The regulatory environments in the context of the Bologna treaty combined with budget constraints and limited human resources make it very difficult for higher educational institutions to deliver English (and Chinese) documentation, which affects their capacity to promote their services locally, regionally, nationally, and internationally. Confronted with the ECTS requirements, many of them now spend vast amounts of money and time in providing traditional human translated documents.

As European Higher Education and European Research are two pillars of the knowledge-based society, the Bologna Translation Service (BTS) project received funding under the European Union's ICT Policy Support Programme and aims at providing a solution to this problem by offering a low-cost, web-based, high-quality machine translation (MT) service for higher educational institutions. The first phase of the project will include the automatic translation of syllabi, study programmes, diploma supplements and student application forms from 7 European languages (German, Spanish, Finnish, French, Dutch, Portuguese, and Turkish) to English and from English to Chinese.

The BTS approach will be to integrate existing MT components into a web-based collaboration framework. The basis will be statistical MT engines for all language pairs. Baseline statistical MT systems created using the Moses toolkit will be further refined and improved by adding in data from the educational domain and applying domain adaptation and automated and human post-editing. For a selected number of language pairs, system combination will be applied in order to further improve translation quality.

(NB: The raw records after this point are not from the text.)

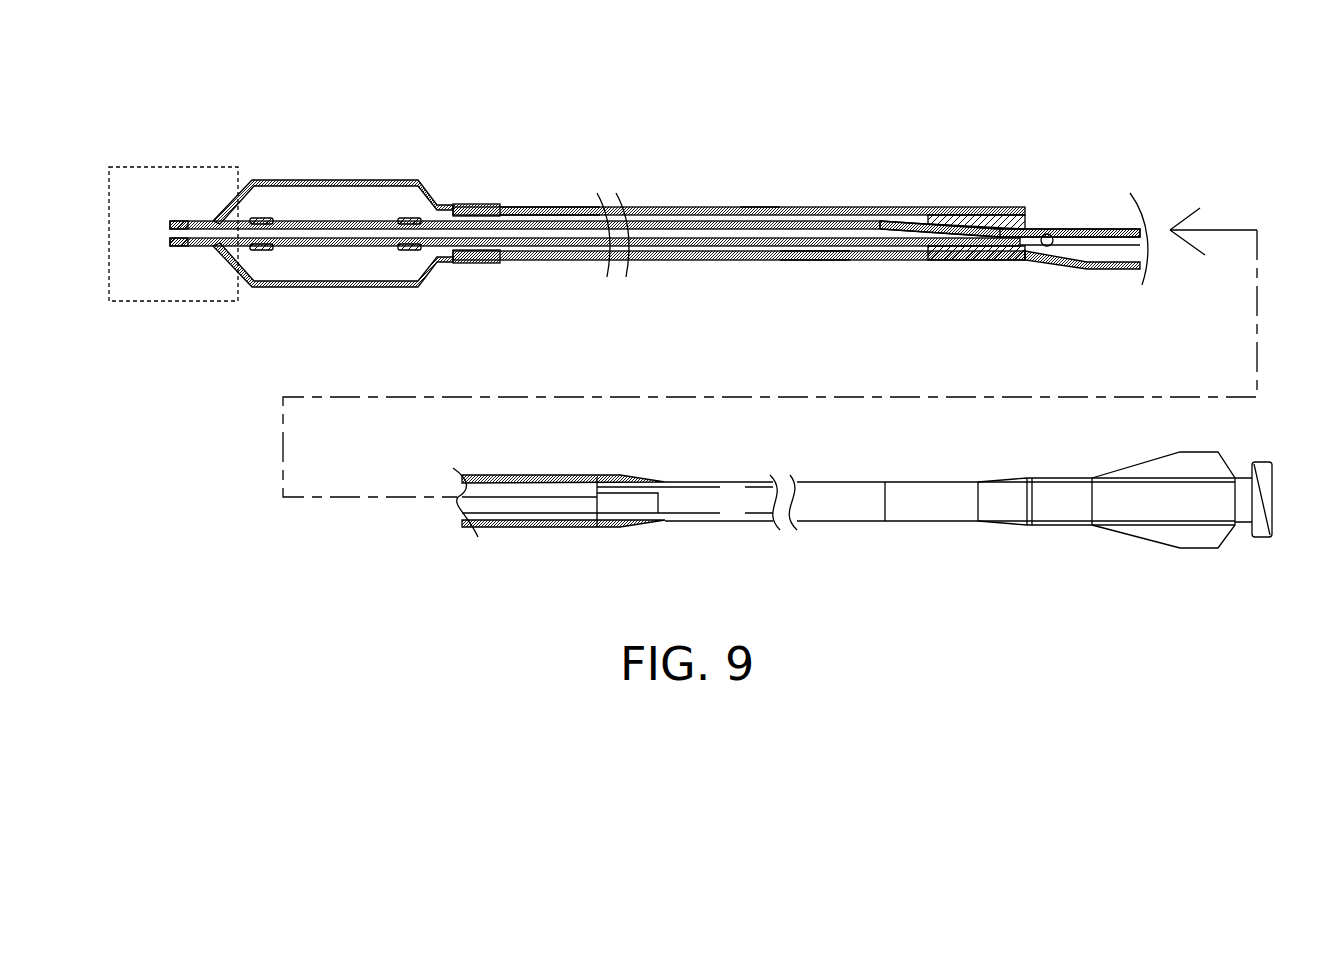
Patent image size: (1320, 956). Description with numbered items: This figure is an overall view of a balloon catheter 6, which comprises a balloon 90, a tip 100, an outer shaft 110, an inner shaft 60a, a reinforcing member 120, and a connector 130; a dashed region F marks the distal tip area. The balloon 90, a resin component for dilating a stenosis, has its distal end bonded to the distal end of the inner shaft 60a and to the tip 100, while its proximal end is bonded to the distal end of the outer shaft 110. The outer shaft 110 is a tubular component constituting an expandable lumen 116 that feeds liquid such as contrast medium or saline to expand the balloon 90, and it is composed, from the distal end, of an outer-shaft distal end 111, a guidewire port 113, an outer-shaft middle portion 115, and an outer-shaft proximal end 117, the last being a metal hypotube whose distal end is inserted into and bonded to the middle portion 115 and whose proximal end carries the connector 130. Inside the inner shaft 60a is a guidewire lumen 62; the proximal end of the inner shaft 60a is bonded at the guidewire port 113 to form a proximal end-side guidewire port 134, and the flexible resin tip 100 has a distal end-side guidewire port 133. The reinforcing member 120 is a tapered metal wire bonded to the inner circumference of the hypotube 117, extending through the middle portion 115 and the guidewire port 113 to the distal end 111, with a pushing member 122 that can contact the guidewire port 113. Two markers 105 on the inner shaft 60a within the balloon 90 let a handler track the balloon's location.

The balloon catheter 6 is at (731, 117).
The inner shaft 60a is at (538, 210).
The guidewire lumen 62 is at (826, 230).
The balloon 90 is at (355, 168).
The tip 100 is at (179, 212).
The markers 105 is at (257, 250).
The outer shaft 110 is at (673, 202).
The outer-shaft distal end 111 is at (815, 258).
The guidewire port 113 is at (952, 258).
The outer-shaft middle portion 115 is at (1112, 268).
The expandable lumen 116 is at (758, 210).
The outer-shaft proximal end 117 is at (858, 507).
The reinforcing member 120 is at (1117, 228).
The pushing member 122 is at (1050, 236).
The connector 130 is at (1214, 465).
The distal end-side guidewire port 133 is at (168, 232).
The proximal end-side guidewire port 134 is at (1032, 212).
The detail region F is at (112, 301).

By making study programmes more accessible to potentially interested parties, BTS will help to make degrees and qualifications more visible to the labour market, identify career opportunities, and stimulate the research needed to increase European competitiveness.

In this paper, we first describe the motivating factors behind the provision of such a service. Following this, we provide an overview of the BTS framework, and focus on the automatic post-editing implementation for Spanish and Portuguese, comparing the rule-based post-editing of statistical MT, and statistical post-editing performed over rule-based MT. Several ways of addressing the problem, and an evaluation of each, are presented.
Keywords:
Machine translation, translation, student mobility, international profiling, syllabi, degree programmes, Bologna Process.